26. Where the causal connection between an accident and an injury is obscure, and a lay-person would have no well grounded opinion as to causation, expert medical testimony is necessary. Lapan v. Berno’s Inc., 137 Vt. 393 (1979). However, where the doctors reached their conclusions based on an incomplete and questionable medical history, and where the history was uniformly crucial to their final conclusions, the opinions must fail. Loveless. Claimant’s experts in this case found a causal link between Claimant’s current problems and his work injury, but their conclusions are based solely on Claimant’s allegations of a causal relation. For example, doctors at the Brattleboro Retreat found a causal relationship, although they had no objective basis for such a finding. They simply took the Claimant’s word for it, and Claimant’s medical history as reported by him was incomplete. Their opinions are therefore insufficient to serve as evidence of causation.
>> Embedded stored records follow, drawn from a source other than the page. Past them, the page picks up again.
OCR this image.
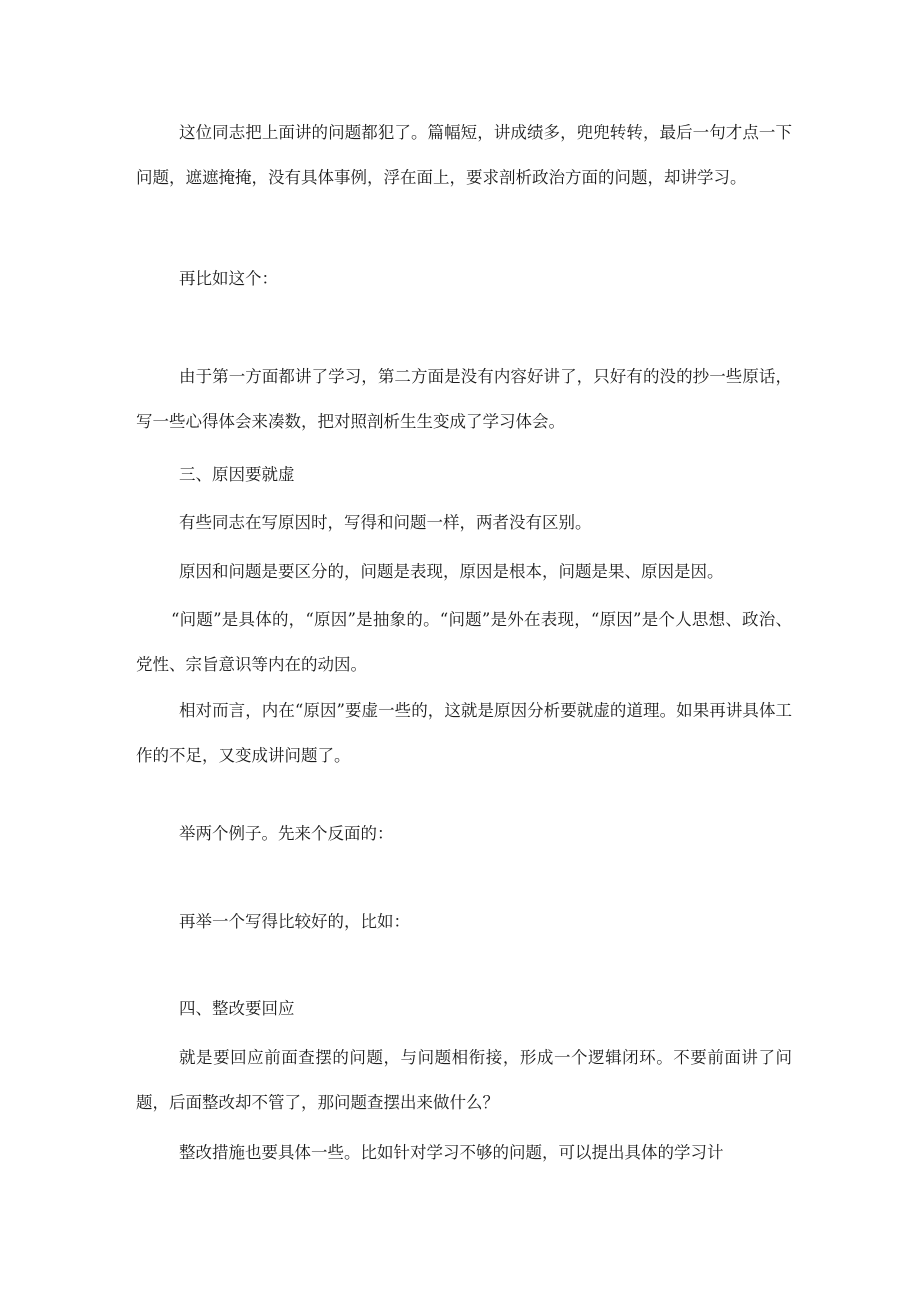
这位同志把上面讲的问题都犯了。篇幅短，讲成绩多，兜兜转转，最后一句才点一下问题，遮遮掩掩，没有具体事例，浮在面上，要求剖析政治方面的问题，却讲学习。

再比如这个：

由于第一方面都讲了学习，第二方面是没有内容好讲了，只好有的没的抄一些原话，写一些心得体会来凑数，把对照剖析生生变成了学习体会。

三、原因要就虚

有些同志在写原因时，写得和问题一样，两者没有区别。

原因和问题是要区分的，问题是表现，原因是根本，问题是果、原因是因。

“问题”是具体的，“原因”是抽象的。“问题”是外在表现，“原因”是个人思想、政治、党性、宗旨意识等内在的动因。

相对而言，内在“原因”要虚一些的，这就是原因分析要就虚的道理。如果再讲具体工作的不足，又变成讲问题了。

举两个例子。先来个反面的：

再举一个写得比较好的，比如：

四、整改要回应

就是要回应前面查摆的问题，与问题相衔接，形成一个逻辑闭环。不要前面讲了问题，后面整改却不管了，那问题查摆出来做什么？

整改措施也要具体一些。比如针对学习不够的问题，可以提出具体的学习计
27. There is no causation between Claimant’s work injury and his current chronic pain syndrome where a destabilization surfaced well after the period of employment, and following a significant period of progress. Baldwin v. N.E.F. Publishing, Op. No. 45-98WC (1998). During the period of almost 2 ½ years between the injury and the relapse, both Claimant and his physicians reported significant improvement, and Claimant was relatively pain free. Subsequent, non work-related, events intervened to break the chain of causation. As such, his right to compensation ended.
ORDER:
THEREFORE, based on the foregoing findings of fact and conclusions of law, the claims for compensation are hereby DENIED.
Dated at Montpelier, Vermont this 17th day of September 2003.
________________________________
Michael S. Bertrand
Commissioner
Appeal:
Within 30 days after copies of this opinion have been mailed, either party may appeal questions of fact or mixed questions of law and fact to a superior court or questions of law to the Vermont Supreme Court. 21 V.S.A. §§ 670, 672.